With other roles, like when you played JFK on The Crown, how much study do you put into getting that character’s mannerisms down if it’s someone who’s well-known?
He’s a tricky one, because it’s so recognizable and so idiosyncratic in the way that he talks. I mean, it’s almost an accent that’s unique to that family. You can’t not honor that, but you also don’t want to sound like Mayor Quimby [on The Simpsons]. It’s tricky. I mean, I think in that case, I spent time listening to and reading books about his life, his story. I mean, it was a sketch. It wasn’t like a sort of deep delving into that character. But, it was helpful, I think as much as anything, to learn about the less shiny side of his life. Just in terms of his, sort of compounding dependence on drugs, initially to treat autoimmune disease, which led to deterring back pain which required pain killers, and those sedated him in such a way that he needed to have some sort of amphetamine.

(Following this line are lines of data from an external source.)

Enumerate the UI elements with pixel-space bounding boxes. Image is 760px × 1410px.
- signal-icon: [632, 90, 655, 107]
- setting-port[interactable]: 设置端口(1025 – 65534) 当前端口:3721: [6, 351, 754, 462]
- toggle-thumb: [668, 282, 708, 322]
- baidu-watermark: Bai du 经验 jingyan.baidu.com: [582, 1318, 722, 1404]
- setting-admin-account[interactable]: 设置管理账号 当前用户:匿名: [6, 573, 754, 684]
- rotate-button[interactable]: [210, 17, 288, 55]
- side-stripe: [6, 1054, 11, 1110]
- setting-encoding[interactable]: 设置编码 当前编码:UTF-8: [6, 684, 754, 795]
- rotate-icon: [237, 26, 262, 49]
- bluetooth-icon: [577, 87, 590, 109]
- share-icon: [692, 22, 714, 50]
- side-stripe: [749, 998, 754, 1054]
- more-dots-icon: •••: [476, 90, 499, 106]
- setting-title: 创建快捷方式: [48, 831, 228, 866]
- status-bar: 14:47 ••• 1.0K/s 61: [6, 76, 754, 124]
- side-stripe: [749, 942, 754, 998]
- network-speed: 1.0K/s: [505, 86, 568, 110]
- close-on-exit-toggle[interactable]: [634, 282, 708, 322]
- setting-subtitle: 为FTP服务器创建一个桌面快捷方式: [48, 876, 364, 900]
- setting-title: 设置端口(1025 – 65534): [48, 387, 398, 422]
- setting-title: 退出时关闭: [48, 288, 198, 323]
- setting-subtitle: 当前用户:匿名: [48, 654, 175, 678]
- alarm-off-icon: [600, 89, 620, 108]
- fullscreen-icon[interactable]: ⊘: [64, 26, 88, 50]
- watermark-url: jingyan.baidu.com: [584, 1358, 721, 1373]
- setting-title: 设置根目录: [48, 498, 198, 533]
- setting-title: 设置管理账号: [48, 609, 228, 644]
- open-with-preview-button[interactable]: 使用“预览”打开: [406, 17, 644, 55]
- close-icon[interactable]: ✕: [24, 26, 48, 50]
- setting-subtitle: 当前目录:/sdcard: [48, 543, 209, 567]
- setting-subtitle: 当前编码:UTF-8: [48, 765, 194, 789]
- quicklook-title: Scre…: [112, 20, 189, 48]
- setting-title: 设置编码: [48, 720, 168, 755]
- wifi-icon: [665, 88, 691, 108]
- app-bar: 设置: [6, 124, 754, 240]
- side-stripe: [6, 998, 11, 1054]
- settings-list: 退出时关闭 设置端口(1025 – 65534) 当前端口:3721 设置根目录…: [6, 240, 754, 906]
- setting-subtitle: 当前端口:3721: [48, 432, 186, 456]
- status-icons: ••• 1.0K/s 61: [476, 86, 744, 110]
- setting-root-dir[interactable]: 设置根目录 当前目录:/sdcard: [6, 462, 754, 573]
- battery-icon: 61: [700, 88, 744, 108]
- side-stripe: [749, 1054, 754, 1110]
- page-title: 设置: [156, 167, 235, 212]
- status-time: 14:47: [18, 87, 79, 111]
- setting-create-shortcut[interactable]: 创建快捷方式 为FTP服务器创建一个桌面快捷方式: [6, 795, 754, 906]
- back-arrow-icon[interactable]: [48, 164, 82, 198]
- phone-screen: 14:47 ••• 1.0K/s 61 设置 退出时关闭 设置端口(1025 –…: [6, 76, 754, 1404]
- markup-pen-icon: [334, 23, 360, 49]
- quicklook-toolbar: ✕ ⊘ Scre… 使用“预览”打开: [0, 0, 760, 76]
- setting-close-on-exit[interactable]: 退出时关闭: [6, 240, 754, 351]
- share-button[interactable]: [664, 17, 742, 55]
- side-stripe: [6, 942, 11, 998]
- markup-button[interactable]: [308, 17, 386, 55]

And next thing you know, if you have an irresponsible doctor, you’re going to be kind of strung out, and I don’t think I ever realized the extent of all that.
With Six Feet Under, it’s ending was so definitive. Do you ever wish that that was a little more open-ended so that you could actually go back and revisit that character?
Not really. I think that because of the way it ended… because we simulated, most of us, our character’s final moments, that there was a sense of closure that went along with that. I mean, had it not ended that way, or if we were called upon to reconvene and revisit whatever life might have been like however many years later it is… That might be, or might have been, interesting but it’s not something that I’m hung up on or craving. I definitely felt — due in large part to the way it resolved — like I kind of put him… to bed [laughs].
As someone who was in a finale like that and then you’re in the Dexter finale and there has been such a wide range of reactions to those… do you think people put too much import on series finales?
I mean, you know, I think people probably put too much import on series’ period [laughs].
It’s like, I mean, people talk about watching Netflix like it’s their job.
[Laughs] It’s true, it’s true.
Like, “I’ve gotta get home and get to work.” [Laughs] But, yeah. I think so. And I think that has to do with certain bars that certain shows have set. And maybe Six Feet Under is one of those. I mean, I definitely have had the sort of, broad spectrum experience in terms of people’s reactions to finales [laughs].
The season finale of ‘Documentary Now!’ airs tonight on IFC at 10pm EST.